I’d seen the naked human form before, naturally, and had even drawn studies of the classical statuary in my father’s house. But that was just marble, cold and lifeless. Inspiring but not in the least enticing.

Elijah could have been the inspiration for those statues. Hard lean planes of muscle interlocked with one another, beautifully sculpted, warm and alive and enthralling. A fearsome scar ran down his side, faintly livid, but it did little to mar his perfection. Dark hair stretched in an inverted triangle across the breadth of his chest, narrowing to a single tantalizing line as it disappeared beneath the waistband of his drawers.

I forced my curious eyes to return to his arms, for I’d noticed something unusual about his forearms. Just below his elbows, on both arms, dark bands were painted on his skin, encircling his limbs completely. Or was the color actually incised into his skin—might the bands be tattoos, like those borne by sailors and exotic tribesmen? I longed to ask him about the markings, though that would mean he’d know I’d seen him unclothed. Had ogled his naked chest and arms while he slept.

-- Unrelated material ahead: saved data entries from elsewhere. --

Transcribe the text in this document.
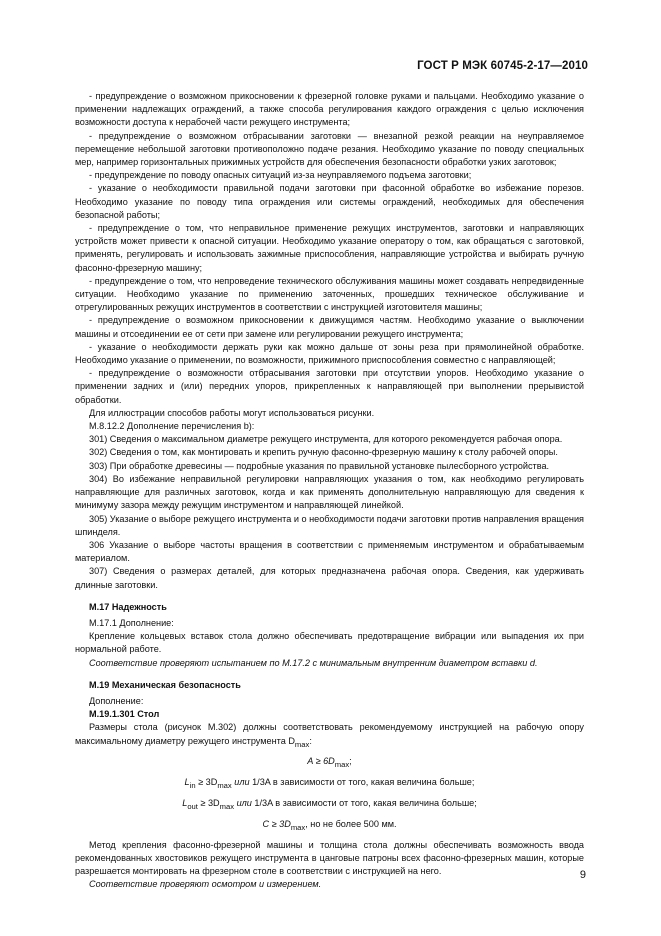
ГОСТ Р МЭК 60745-2-17—2010

- предупреждение о возможном прикосновении к фрезерной головке руками и пальцами. Необходимо указание о применении надлежащих ограждений, а также способа регулирования каждого ограждения с целью исключения возможности доступа к нерабочей части режущего инструмента;

- предупреждение о возможном отбрасывании заготовки — внезапной резкой реакции на неуправляемое перемещение небольшой заготовки противоположно подаче резания. Необходимо указание по поводу специальных мер, например горизонтальных прижимных устройств для обеспечения безопасности обработки узких заготовок;

- предупреждение по поводу опасных ситуаций из-за неуправляемого подъема заготовки;

- указание о необходимости правильной подачи заготовки при фасонной обработке во избежание порезов. Необходимо указание по поводу типа ограждения или системы ограждений, необходимых для обеспечения безопасной работы;

- предупреждение о том, что неправильное применение режущих инструментов, заготовки и направляющих устройств может привести к опасной ситуации. Необходимо указание оператору о том, как обращаться с заготовкой, применять, регулировать и использовать зажимные приспособления, направляющие устройства и выбирать ручную фасонно-фрезерную машину;

- предупреждение о том, что непроведение технического обслуживания машины может создавать непредвиденные ситуации. Необходимо указание по применению заточенных, прошедших техническое обслуживание и отрегулированных режущих инструментов в соответствии с инструкцией изготовителя машины;

- предупреждение о возможном прикосновении к движущимся частям. Необходимо указание о выключении машины и отсоединении ее от сети при замене или регулировании режущего инструмента;

- указание о необходимости держать руки как можно дальше от зоны реза при прямолинейной обработке. Необходимо указание о применении, по возможности, прижимного приспособления совместно с направляющей;

- предупреждение о возможности отбрасывания заготовки при отсутствии упоров. Необходимо указание о применении задних и (или) передних упоров, прикрепленных к направляющей при выполнении прерывистой обработки.

Для иллюстрации способов работы могут использоваться рисунки.

М.8.12.2 Дополнение перечисления b):

301) Сведения о максимальном диаметре режущего инструмента, для которого рекомендуется рабочая опора.

302) Сведения о том, как монтировать и крепить ручную фасонно-фрезерную машину к столу рабочей опоры.

303) При обработке древесины — подробные указания по правильной установке пылесборного устройства.

304) Во избежание неправильной регулировки направляющих указания о том, как необходимо регулировать направляющие для различных заготовок, когда и как применять дополнительную направляющую для сведения к минимуму зазора между режущим инструментом и направляющей линейкой.

305) Указание о выборе режущего инструмента и о необходимости подачи заготовки против направления вращения шпинделя.

306 Указание о выборе частоты вращения в соответствии с применяемым инструментом и обрабатываемым материалом.

307) Сведения о размерах деталей, для которых предназначена рабочая опора. Сведения, как удерживать длинные заготовки.

М.17 Надежность

М.17.1 Дополнение:

Крепление кольцевых вставок стола должно обеспечивать предотвращение вибрации или выпадения их при нормальной работе.

Соответствие проверяют испытанием по М.17.2 с минимальным внутренним диаметром вставки d.

М.19 Механическая безопасность

Дополнение:

М.19.1.301 Стол

Размеры стола (рисунок М.302) должны соответствовать рекомендуемому инструкцией на рабочую опору максимальному диаметру режущего инструмента $D_{max}$:

$A \ge 6D_{max}$;

$L_{in} \ge 3D_{max}$ или 1/3A в зависимости от того, какая величина больше;

$L_{out} \ge 3D_{max}$ или 1/3A в зависимости от того, какая величина больше;

$C \ge 3D_{max}$, но не более 500 мм.

Метод крепления фасонно-фрезерной машины и толщина стола должны обеспечивать возможность ввода рекомендованных хвостовиков режущего инструмента в цанговые патроны всех фасонно-фрезерных машин, которые разрешается монтировать на фрезерном столе в соответствии с инструкцией на него.

Соответствие проверяют осмотром и измерением.

9
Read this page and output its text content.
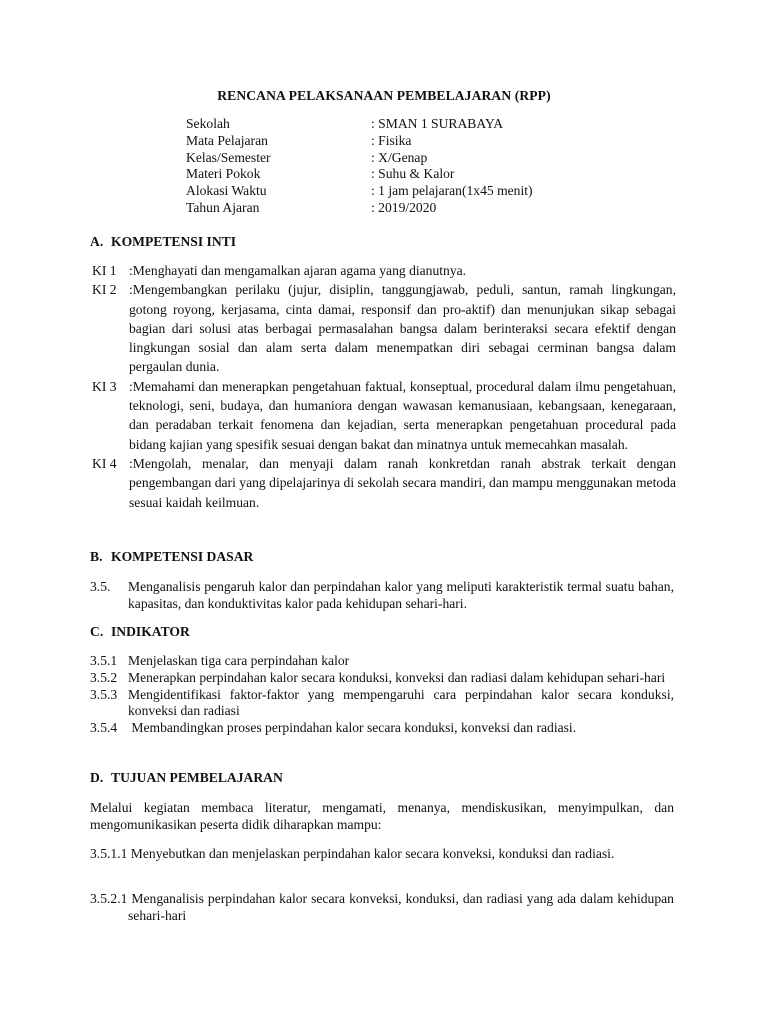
RENCANA PELAKSANAAN PEMBELAJARAN (RPP)
Sekolah	: SMAN 1 SURABAYA
Mata Pelajaran	: Fisika
Kelas/Semester	: X/Genap
Materi Pokok	: Suhu & Kalor
Alokasi Waktu	: 1 jam pelajaran(1x45 menit)
Tahun Ajaran	: 2019/2020
A. KOMPETENSI INTI
KI 1 :Menghayati dan mengamalkan ajaran agama yang dianutnya.
KI 2 :Mengembangkan perilaku (jujur, disiplin, tanggungjawab, peduli, santun, ramah lingkungan, gotong royong, kerjasama, cinta damai, responsif dan pro-aktif) dan menunjukan sikap sebagai bagian dari solusi atas berbagai permasalahan bangsa dalam berinteraksi secara efektif dengan lingkungan sosial dan alam serta dalam menempatkan diri sebagai cerminan bangsa dalam pergaulan dunia.
KI 3 :Memahami dan menerapkan pengetahuan faktual, konseptual, procedural dalam ilmu pengetahuan, teknologi, seni, budaya, dan humaniora dengan wawasan kemanusiaan, kebangsaan, kenegaraan, dan peradaban terkait fenomena dan kejadian, serta menerapkan pengetahuan procedural pada bidang kajian yang spesifik sesuai dengan bakat dan minatnya untuk memecahkan masalah.
KI 4 :Mengolah, menalar, dan menyaji dalam ranah konkretdan ranah abstrak terkait dengan pengembangan dari yang dipelajarinya di sekolah secara mandiri, dan mampu menggunakan metoda sesuai kaidah keilmuan.
B. KOMPETENSI DASAR
3.5. Menganalisis pengaruh kalor dan perpindahan kalor yang meliputi karakteristik termal suatu bahan, kapasitas, dan konduktivitas kalor pada kehidupan sehari-hari.
C. INDIKATOR
3.5.1 Menjelaskan tiga cara perpindahan kalor
3.5.2 Menerapkan perpindahan kalor secara konduksi, konveksi dan radiasi dalam kehidupan sehari-hari
3.5.3 Mengidentifikasi faktor-faktor yang mempengaruhi cara perpindahan kalor secara konduksi, konveksi dan radiasi
3.5.4 Membandingkan proses perpindahan kalor secara konduksi, konveksi dan radiasi.
D. TUJUAN PEMBELAJARAN
Melalui kegiatan membaca literatur, mengamati, menanya, mendiskusikan, menyimpulkan, dan mengomunikasikan peserta didik diharapkan mampu:
3.5.1.1 Menyebutkan dan menjelaskan perpindahan kalor secara konveksi, konduksi dan radiasi.
3.5.2.1 Menganalisis perpindahan kalor secara konveksi, konduksi, dan radiasi yang ada dalam kehidupan sehari-hari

A familiar restlessness took hold as I stared at his beautiful form and remembered the gorgeous sensations he’d provoked in me such a short time ago. Had I been alone in the room I could have easily quenched my desire for him, but I dared not engage in such behavior with a witness so close by. Even if that witness were the cause of my unslaked lust.

The discovery of how to satisfy such feelings had come to me entirely by accident. I’d been sixteen, a happy girl, preoccupied by my attempts to move from watercolors to oil paint, and troubled by nothing more than the recent demise of my elderly spaniel. I’d been woken in the wee hours of the morning by a throbbing sort of feeling between my legs, a wanting or needing that I’d never felt before, and although I’d crept out of bed to use the necessary, the feeling hadn’t abated. After a while I’d investigated—tentatively, of course, because I knew very well that I might only touch myself
there
when washing, and even then I had better be quick about it.

That was when it had happened. A rush of startling bliss, followed by the most wonderful languor and bone-deep contentment. At first I hadn’t known what it was, but some careful reading of Lord Byron’s poetry, and even more careful questioning of my eldest sister, Eleanor, who’d been married the year before, had helped me make sense of it.

I’d never told anyone; it wasn’t, after all, the sort of thing one spoke of in good company. And I was careful not to indulge too often, for I was certain it must be like any other good thing—best enjoyed in moderation, and enjoyed moderately.

Tonight there would be no respite, no succor for my self-inflicted sufferings. I pressed my legs together, so tightly my aching muscles protested, and stifled a moan against my ill-smelling pillow.

Elijah turned his head toward me. He was awake, had been awake all along. His eyes glittered cold and bright in the pale half-light of the moon, seeing all, missing nothing. I waited for him to say something, even if it were only to chide me for my voyeuristic tendencies.

He held my gaze as a cat might do, unblinking, unwavering, then he rolled to face me, tucking his right arm under his head for a pillow.

“Go to sleep, Alice,” he whispered, his mouth softening into a half-smile.

He closed his eyes and I, not knowing what else to do, did the same.